Mientras se detenía para colocar una nueva piedra de coral en el agua salada del farol, Sílex evocó sus últimos dos viajes por esos túneles. Había pasado con Pedernal cuando le llevaron la extraña piedra a Chaven, y luego en dirección contraria con Gil, en su marcha hacia la ciudad conquistada por las hadas al otro lado de la bahía. ¿Cómo era posible que su vida apacible y convencional se hubiera trastocado tanto?
—Y la piedra, la piedra de Pedernal, fue lo que mató a un príncipe… —dijo Sílex en voz baja mientras procuraba alcanzar al médico. A pesar de todo lo que le había ocurrido en los últimos días, aún le costaba creerlo, le resultaba casi imposible asimilar el relato de Chaven. ¡Él, Sílex Cuarzo Azul, había llevado esa piedra en sus manos!
Chaven, caminando resueltamente adelante, no pareció oírle.
—Si me hubiera puesto esa piedra en la boca —dijo Sílex, elevando la voz—, ¿yo también me habría transformado en un demonio? ¿O había que decir algunas palabras mágicas?
—¿Qué? —Chaven parecía perdido en una ensoñación que no lo dejaba en paz—. ¿La piedra kulikos? No, no a menos que conocieras el hechizo que le daba vida y poder, y eso habría requerido algo más que palabras.
—¿Más que palabras?
—Esa vieja sabiduría que los hombres llaman magia no funciona como la cerradura de una puerta, que cualquiera puede abrir si tiene la llave. Cuando tu gente cincela cristales y gemas, ¿le basta con golpear una piedra para darle forma, o se requiere algo más?
—Mucho más, desde luego. Años de práctica, y a menudo la piedra se parte.
—Así sucedería si tú sostuvieras el kulikos en la mano y yo te dijera las antiguas palabras. Podrías decirlas cien veces de cien maneras y sólo sería una piedra. Las viejas artes requieren práctica, aprendizaje, sacrificio… y aun así, el precio a menudo es mayor que la recompensa… —Calló. Cuando volvió a hablar, le temblaba la voz—. A veces el precio es terrible.

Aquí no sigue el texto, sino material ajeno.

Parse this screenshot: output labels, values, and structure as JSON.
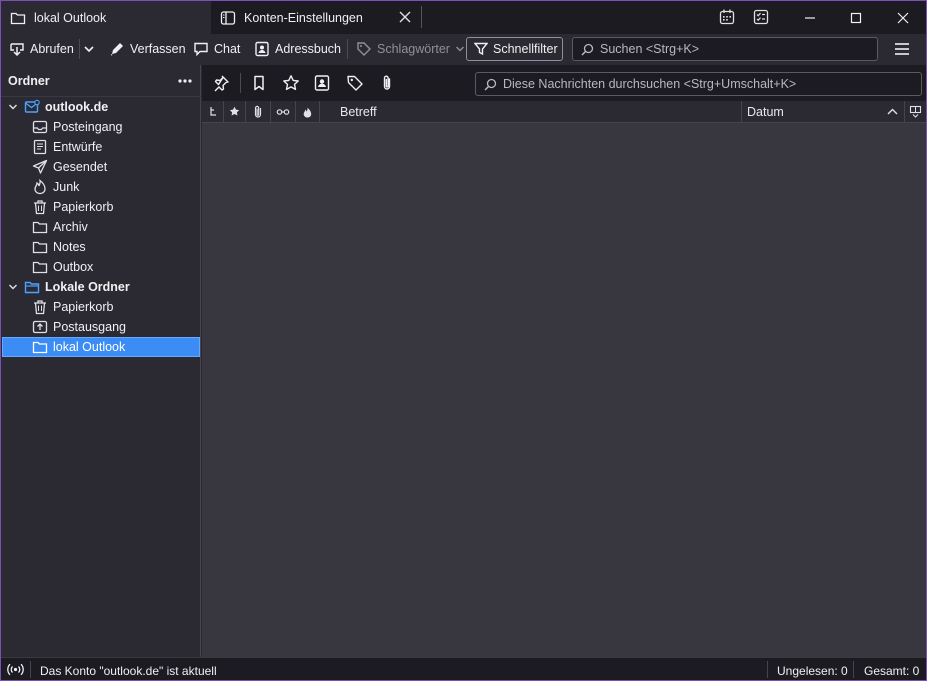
{
  "tabs": [
    {
      "label": "lokal Outlook",
      "icon": "folder-icon",
      "active": true
    },
    {
      "label": "Konten-Einstellungen",
      "icon": "settings-tab-icon",
      "active": false
    }
  ],
  "toolbar": {
    "get_messages": "Abrufen",
    "compose": "Verfassen",
    "chat": "Chat",
    "address_book": "Adressbuch",
    "tags": "Schlagwörter",
    "quick_filter": "Schnellfilter",
    "search_placeholder": "Suchen <Strg+K>"
  },
  "folder_pane": {
    "header": "Ordner",
    "folders": [
      {
        "label": "outlook.de",
        "icon": "mail-account-icon",
        "type": "account"
      },
      {
        "label": "Posteingang",
        "icon": "inbox-icon",
        "type": "folder"
      },
      {
        "label": "Entwürfe",
        "icon": "drafts-icon",
        "type": "folder"
      },
      {
        "label": "Gesendet",
        "icon": "sent-icon",
        "type": "folder"
      },
      {
        "label": "Junk",
        "icon": "junk-icon",
        "type": "folder"
      },
      {
        "label": "Papierkorb",
        "icon": "trash-icon",
        "type": "folder"
      },
      {
        "label": "Archiv",
        "icon": "folder-icon",
        "type": "folder"
      },
      {
        "label": "Notes",
        "icon": "folder-icon",
        "type": "folder"
      },
      {
        "label": "Outbox",
        "icon": "folder-icon",
        "type": "folder"
      },
      {
        "label": "Lokale Ordner",
        "icon": "local-folders-icon",
        "type": "account"
      },
      {
        "label": "Papierkorb",
        "icon": "trash-icon",
        "type": "folder"
      },
      {
        "label": "Postausgang",
        "icon": "outbox-icon",
        "type": "folder"
      },
      {
        "label": "lokal Outlook",
        "icon": "folder-icon",
        "type": "folder",
        "selected": true
      }
    ]
  },
  "message_pane": {
    "search_placeholder": "Diese Nachrichten durchsuchen <Strg+Umschalt+K>",
    "columns": {
      "subject": "Betreff",
      "date": "Datum"
    }
  },
  "statusbar": {
    "message": "Das Konto \"outlook.de\" ist aktuell",
    "unread": "Ungelesen: 0",
    "total": "Gesamt: 0"
  },
  "colors": {
    "accent": "#3b8cf5",
    "window_border": "#7a4fb8",
    "background": "#2b2a33",
    "chrome": "#1c1b22"
  }
}
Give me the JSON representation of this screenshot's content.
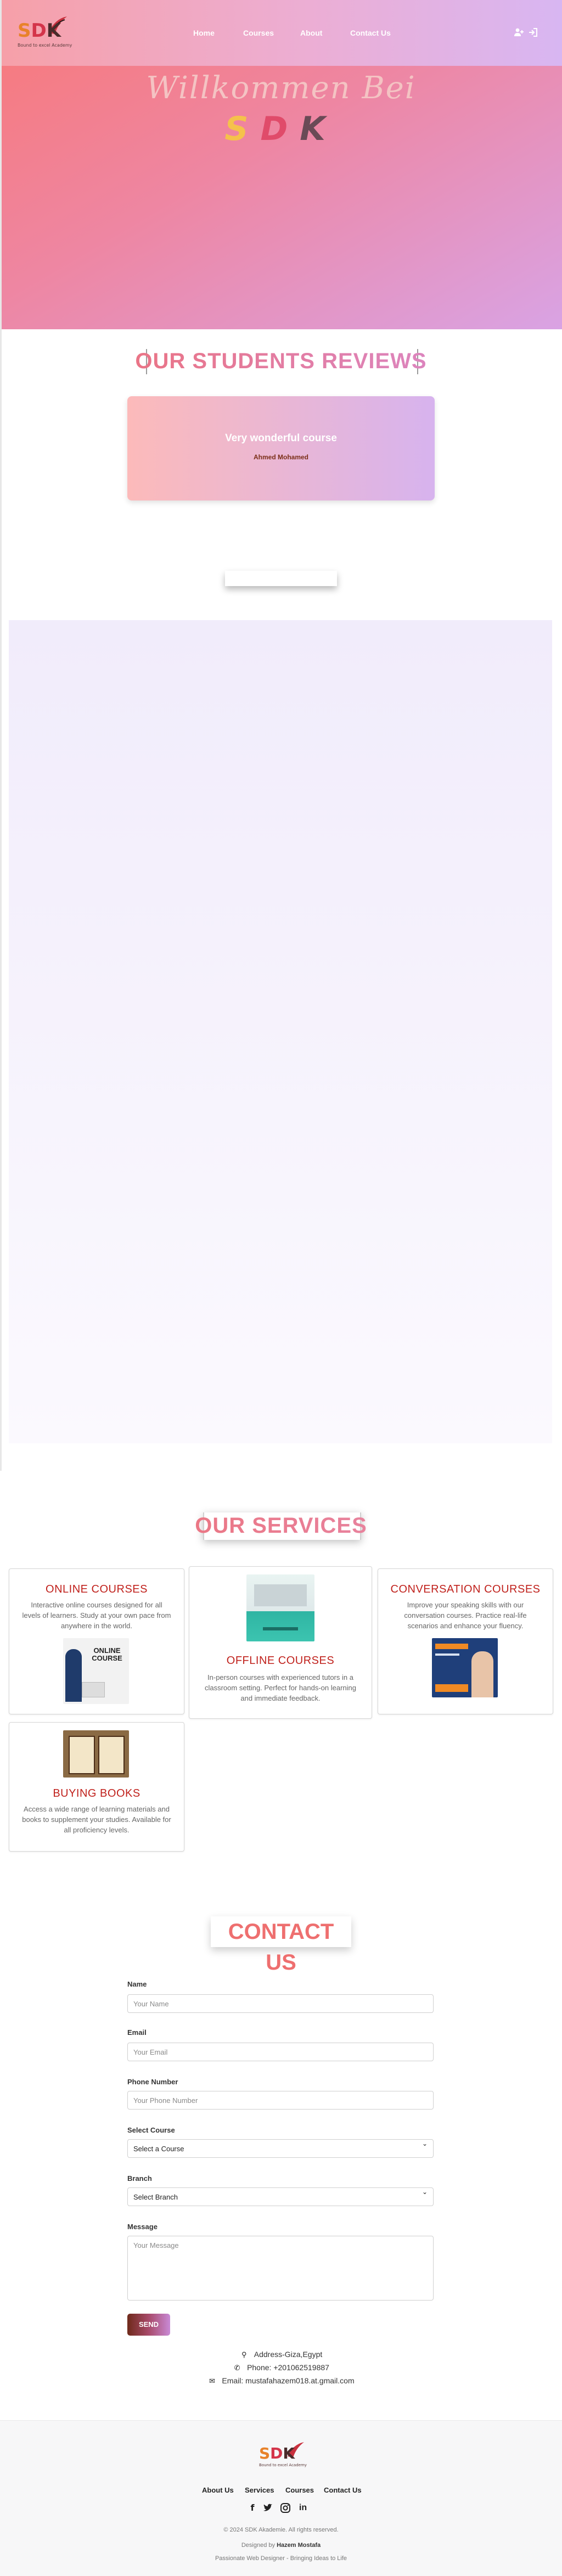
{
  "brand": {
    "logo_letters": [
      "S",
      "D",
      "K"
    ],
    "logo_subtitle": "Bound to excel Academy",
    "colors": {
      "s": "#e8822a",
      "d": "#d4344a",
      "k": "#4a2a2a"
    }
  },
  "nav": {
    "links": [
      "Home",
      "Courses",
      "About",
      "Contact Us"
    ],
    "icons": [
      "user-plus-icon",
      "sign-in-icon"
    ]
  },
  "hero": {
    "title": "Willkommen Bei",
    "sdk_letters": [
      "S",
      "D",
      "K"
    ]
  },
  "reviews": {
    "heading": "OUR STUDENTS REVIEWS",
    "items": [
      {
        "text": "Very wonderful course",
        "author": "Ahmed Mohamed"
      }
    ]
  },
  "services": {
    "heading": "OUR SERVICES",
    "items": [
      {
        "title": "ONLINE COURSES",
        "description": "Interactive online courses designed for all levels of learners. Study at your own pace from anywhere in the world.",
        "image_caption": "ONLINE COURSE"
      },
      {
        "title": "OFFLINE COURSES",
        "description": "In-person courses with experienced tutors in a classroom setting. Perfect for hands-on learning and immediate feedback.",
        "image_caption": ""
      },
      {
        "title": "CONVERSATION COURSES",
        "description": "Improve your speaking skills with our conversation courses. Practice real-life scenarios and enhance your fluency.",
        "image_caption": ""
      },
      {
        "title": "BUYING BOOKS",
        "description": "Access a wide range of learning materials and books to supplement your studies. Available for all proficiency levels.",
        "image_caption": ""
      }
    ]
  },
  "contact": {
    "heading": "CONTACT US",
    "fields": {
      "name": {
        "label": "Name",
        "placeholder": "Your Name"
      },
      "email": {
        "label": "Email",
        "placeholder": "Your Email"
      },
      "phone": {
        "label": "Phone Number",
        "placeholder": "Your Phone Number"
      },
      "course": {
        "label": "Select Course",
        "value": "Select a Course"
      },
      "branch": {
        "label": "Branch",
        "value": "Select Branch"
      },
      "message": {
        "label": "Message",
        "placeholder": "Your Message"
      }
    },
    "send_label": "SEND",
    "info": {
      "address": "Address-Giza,Egypt",
      "phone": "Phone: +201062519887",
      "email": "Email: mustafahazem018.at.gmail.com"
    }
  },
  "footer": {
    "links": [
      "About Us",
      "Services",
      "Courses",
      "Contact Us"
    ],
    "social_icons": [
      "facebook-icon",
      "twitter-icon",
      "instagram-icon",
      "linkedin-icon"
    ],
    "copyright": "© 2024 SDK Akademie. All rights reserved.",
    "designed_prefix": "Designed by",
    "designer": "Hazem Mostafa",
    "tagline": "Passionate Web Designer - Bringing Ideas to Life"
  }
}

Sílex le apoyó una mano en el hombro.
—Nos acercamos al fondo de su casa. Deberíamos andar en silencio. Si no han hallado la puerta inferior, quizá aún puedan oírnos a través de las paredes y vengan a investigar a qué se debe el ruido.
Chaven asintió. Se veía tenso y asustado, como si después de contar esa historia de su infancia no hubiera podido deshacerse de ese terror.
Atravesaron otros dos corredores y llegaron a la puerta, que llamaba la atención en ese lugar desierto, con su madera y sus adornos de bronce tan bruñidos que hasta la tenue luz del coral le arrancaba un destello. Sílex quiso preguntar si Chaven salía al pasadizo en ocasiones para limpiarla, pues los sirvientes desconocían su existencia, pero ahora debía tener la prudencia de guardar silencio.
Sílex miró la puerta lisa. No había manija, aldaba ni cerradura, sólo un cordón para la campanilla, y obviamente no iban a usarlo.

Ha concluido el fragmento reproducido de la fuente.